Nicholas Nagel, one of the community health workers involved in the research project, experiences many such stories every day.
“I interviewed a young lady that had kids. As a father myself, it rattled me a little bit,” Nagel recalled. “It’s hard enough to be homeless, but to go through that and have to worry about your kids; I couldn’t imagine.”
While he absorbs these stories, Nagel has had to shut down disinformation and conspiracy theories related to COVID-19 and the vaccines. Having accurate, verified information consistently given to his clients has been the most valuable aspect of Rodriguez’s study so far. It helped draw 65 homeless individuals to recent health department vaccine distribution events at LTHC. Nagel initially expected only “a handful” to show up.
“There’s people that come up, ‘Hey, I hear there’s baby fetus DNA in the vaccines.’ Just all sorts of things they pick up online or from talking to people,” Nagel said. “Being able to dispel those rumors and say, ‘here’s what it is’ — that helped tremendously in getting the numbers we’ve been able to get when the vaccine clinic was here.”

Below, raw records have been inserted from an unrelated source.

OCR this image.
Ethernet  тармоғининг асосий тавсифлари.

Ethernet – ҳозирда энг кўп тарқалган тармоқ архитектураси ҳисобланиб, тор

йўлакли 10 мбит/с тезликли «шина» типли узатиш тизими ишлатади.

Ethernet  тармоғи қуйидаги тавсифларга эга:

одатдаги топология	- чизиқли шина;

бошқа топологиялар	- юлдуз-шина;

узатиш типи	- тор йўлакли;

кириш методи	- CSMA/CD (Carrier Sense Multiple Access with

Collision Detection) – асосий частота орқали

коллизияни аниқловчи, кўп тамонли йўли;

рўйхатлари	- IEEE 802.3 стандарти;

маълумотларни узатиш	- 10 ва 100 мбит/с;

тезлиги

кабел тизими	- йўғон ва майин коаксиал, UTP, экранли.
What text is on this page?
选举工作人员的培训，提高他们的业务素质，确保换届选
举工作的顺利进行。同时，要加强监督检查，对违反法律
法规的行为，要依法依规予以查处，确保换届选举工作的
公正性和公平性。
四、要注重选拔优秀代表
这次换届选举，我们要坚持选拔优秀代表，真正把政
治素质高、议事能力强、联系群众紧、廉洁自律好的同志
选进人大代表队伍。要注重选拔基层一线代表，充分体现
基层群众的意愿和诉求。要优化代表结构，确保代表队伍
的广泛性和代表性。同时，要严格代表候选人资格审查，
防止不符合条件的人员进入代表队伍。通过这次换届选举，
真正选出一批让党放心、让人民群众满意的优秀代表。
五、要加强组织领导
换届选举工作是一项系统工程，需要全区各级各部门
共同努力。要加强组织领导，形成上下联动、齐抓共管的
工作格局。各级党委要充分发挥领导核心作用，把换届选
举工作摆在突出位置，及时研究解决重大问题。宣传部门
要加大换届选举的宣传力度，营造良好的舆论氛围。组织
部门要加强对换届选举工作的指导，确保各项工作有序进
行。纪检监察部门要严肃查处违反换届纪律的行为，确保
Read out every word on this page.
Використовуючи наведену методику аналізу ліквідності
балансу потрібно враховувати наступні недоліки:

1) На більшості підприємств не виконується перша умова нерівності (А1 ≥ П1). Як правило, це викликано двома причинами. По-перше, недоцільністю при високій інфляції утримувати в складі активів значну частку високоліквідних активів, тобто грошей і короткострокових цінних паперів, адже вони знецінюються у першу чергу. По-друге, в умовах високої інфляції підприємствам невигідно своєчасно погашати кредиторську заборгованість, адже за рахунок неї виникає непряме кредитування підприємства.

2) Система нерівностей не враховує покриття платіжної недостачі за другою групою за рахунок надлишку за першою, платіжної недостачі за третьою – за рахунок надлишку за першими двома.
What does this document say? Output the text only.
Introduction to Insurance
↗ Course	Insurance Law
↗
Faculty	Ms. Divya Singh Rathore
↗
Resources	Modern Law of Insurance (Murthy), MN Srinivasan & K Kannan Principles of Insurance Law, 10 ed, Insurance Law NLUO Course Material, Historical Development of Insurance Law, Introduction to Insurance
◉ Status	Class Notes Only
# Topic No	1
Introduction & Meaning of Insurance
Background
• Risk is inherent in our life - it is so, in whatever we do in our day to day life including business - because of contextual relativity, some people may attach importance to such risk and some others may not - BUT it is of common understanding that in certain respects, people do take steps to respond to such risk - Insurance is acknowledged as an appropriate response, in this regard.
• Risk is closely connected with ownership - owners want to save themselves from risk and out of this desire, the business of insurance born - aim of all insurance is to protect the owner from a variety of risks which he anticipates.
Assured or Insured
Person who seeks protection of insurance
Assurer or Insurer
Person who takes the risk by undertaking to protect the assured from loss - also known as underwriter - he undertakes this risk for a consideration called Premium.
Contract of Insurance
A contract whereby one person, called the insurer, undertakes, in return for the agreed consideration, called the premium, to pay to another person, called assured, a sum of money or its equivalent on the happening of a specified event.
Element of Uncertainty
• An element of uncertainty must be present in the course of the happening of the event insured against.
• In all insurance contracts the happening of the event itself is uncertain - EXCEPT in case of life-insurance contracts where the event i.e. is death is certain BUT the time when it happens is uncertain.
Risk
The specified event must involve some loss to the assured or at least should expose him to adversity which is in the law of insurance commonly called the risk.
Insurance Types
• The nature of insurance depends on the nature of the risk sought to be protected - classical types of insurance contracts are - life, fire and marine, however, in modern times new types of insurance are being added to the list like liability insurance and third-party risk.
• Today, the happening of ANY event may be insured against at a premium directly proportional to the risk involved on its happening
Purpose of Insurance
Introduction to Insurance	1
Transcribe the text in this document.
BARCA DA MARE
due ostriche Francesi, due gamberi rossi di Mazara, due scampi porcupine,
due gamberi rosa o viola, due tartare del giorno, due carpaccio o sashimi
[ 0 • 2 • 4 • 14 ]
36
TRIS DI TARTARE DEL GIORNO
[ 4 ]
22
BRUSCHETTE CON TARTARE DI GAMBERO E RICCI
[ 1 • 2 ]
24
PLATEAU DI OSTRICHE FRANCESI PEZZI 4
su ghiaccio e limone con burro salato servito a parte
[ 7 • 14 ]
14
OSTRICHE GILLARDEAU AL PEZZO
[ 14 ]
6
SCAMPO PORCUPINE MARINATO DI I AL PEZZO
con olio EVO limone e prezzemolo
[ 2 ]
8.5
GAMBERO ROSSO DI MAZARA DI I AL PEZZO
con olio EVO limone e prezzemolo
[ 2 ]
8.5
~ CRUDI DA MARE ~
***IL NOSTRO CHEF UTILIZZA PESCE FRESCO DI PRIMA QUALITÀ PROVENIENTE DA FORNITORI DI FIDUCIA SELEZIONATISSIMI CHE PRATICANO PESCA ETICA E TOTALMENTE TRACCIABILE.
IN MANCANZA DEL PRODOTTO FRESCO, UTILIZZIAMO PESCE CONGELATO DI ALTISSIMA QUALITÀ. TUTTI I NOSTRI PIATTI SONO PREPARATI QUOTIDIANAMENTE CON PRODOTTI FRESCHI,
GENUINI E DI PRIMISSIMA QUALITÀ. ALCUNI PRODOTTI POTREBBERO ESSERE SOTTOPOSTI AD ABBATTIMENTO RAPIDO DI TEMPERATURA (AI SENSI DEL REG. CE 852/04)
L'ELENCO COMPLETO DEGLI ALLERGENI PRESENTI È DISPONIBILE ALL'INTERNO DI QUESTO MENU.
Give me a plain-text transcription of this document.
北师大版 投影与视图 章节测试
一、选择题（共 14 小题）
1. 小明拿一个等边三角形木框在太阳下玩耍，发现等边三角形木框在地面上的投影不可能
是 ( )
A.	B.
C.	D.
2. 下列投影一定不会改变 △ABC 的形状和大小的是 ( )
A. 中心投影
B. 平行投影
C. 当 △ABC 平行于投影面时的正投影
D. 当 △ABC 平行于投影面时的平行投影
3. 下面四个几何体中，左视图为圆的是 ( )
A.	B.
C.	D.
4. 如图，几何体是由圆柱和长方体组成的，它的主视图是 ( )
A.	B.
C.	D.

Nagel said he and his colleagues fully support Rodriguez’s research project. It is already paying dividends and will continue to do so throughout the pandemic. “Being part of the study, it’s great. I enjoy being able to sit down and actually interview different guests and hear their stories because they are the forgotten population,” Nagel said. “They’re people, too. They have a story, too, and their story is just as important as anybody else’s. When you take the time to sit down and just listen and listen to their needs, it means a world of difference.”